Dietary supplementation of docosahexaenoic acid (DHA)-enriched products inhibits the final step of biohydrogenation in the adult rumen, resulting in the accumulation of 18:1 isomers, particularly of trans(t)-11 18:1. Occasionally, a shift toward the formation of t10 intermediates at the expense of t11 intermediates can be triggered. However, whether similar impact would occur when supplementing DHA-enriched products during pregnancy or early life remains unknown. Therefore, the current in vivo study aimed to investigate the effect of a nutritional intervention with DHA in the early life of goat kids on rumen biohydrogenation and microbial community. Delivery of DHA was achieved by supplementing DHA-enriched microalgae (DHA Gold) either to the maternal diet during pregnancy (prenatal) or to the diet of the young offspring (postnatal). At the age of 12 weeks, rumen fluid was sampled for analysis of long-chain fatty acids and microbial community based on bacterial 16S rRNA amplicon sequencing. Postnatal supplementation with DHA-enriched microalgae inhibited the final biohydrogenation step, as observed in adult animals. This resulted particularly in increased ruminal proportions of t11 18:1 rather than a shift to t10 intermediates, suggesting that both young and adult goats might be less prone to dietary induced shifts toward the formation of t10 intermediates, in comparison with cows.

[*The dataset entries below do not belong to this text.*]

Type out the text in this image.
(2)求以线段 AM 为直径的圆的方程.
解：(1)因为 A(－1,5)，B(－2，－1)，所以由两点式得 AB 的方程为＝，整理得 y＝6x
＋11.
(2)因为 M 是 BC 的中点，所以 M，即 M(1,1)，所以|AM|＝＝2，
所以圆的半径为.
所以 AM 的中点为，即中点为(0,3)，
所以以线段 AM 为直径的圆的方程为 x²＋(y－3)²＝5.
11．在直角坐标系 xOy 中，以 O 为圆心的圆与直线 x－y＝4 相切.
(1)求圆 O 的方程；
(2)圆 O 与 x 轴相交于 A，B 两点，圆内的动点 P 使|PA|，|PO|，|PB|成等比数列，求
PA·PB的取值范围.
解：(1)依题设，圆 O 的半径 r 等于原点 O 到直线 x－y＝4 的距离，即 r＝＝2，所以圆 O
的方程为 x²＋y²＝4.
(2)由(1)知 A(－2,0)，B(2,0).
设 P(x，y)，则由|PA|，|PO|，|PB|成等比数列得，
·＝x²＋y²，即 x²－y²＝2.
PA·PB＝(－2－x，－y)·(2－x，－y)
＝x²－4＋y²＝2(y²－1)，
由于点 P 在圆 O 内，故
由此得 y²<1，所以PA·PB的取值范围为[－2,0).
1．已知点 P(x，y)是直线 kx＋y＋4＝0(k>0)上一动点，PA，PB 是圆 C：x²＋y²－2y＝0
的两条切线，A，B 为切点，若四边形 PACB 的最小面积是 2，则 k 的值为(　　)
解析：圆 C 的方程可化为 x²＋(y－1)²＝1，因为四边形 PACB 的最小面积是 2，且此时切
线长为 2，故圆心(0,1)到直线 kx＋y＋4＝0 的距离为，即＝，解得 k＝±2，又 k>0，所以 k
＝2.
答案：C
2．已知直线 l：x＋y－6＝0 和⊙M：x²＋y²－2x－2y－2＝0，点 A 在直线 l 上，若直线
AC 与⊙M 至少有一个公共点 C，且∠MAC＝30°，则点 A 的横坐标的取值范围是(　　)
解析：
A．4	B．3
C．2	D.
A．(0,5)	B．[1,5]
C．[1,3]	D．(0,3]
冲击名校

Although Butyrivibrio species have been identified as the most important biohydrogenating bacteria, this genus was more abundant when complete biohydrogenation, i.e. 18:0 formation, was inhibited. Blautia abundance was positively correlated with 18:0 accumulation, whereas Lactobacillus spp. Dialister spp. and Bifidobacterium spp. were more abundant in situations with greater t10 accumulation. Extensive comparisons made between current results and literature data indicate that current associations between biohydrogenation intermediates and rumen bacteria in young goats align with former observations in adult ruminants.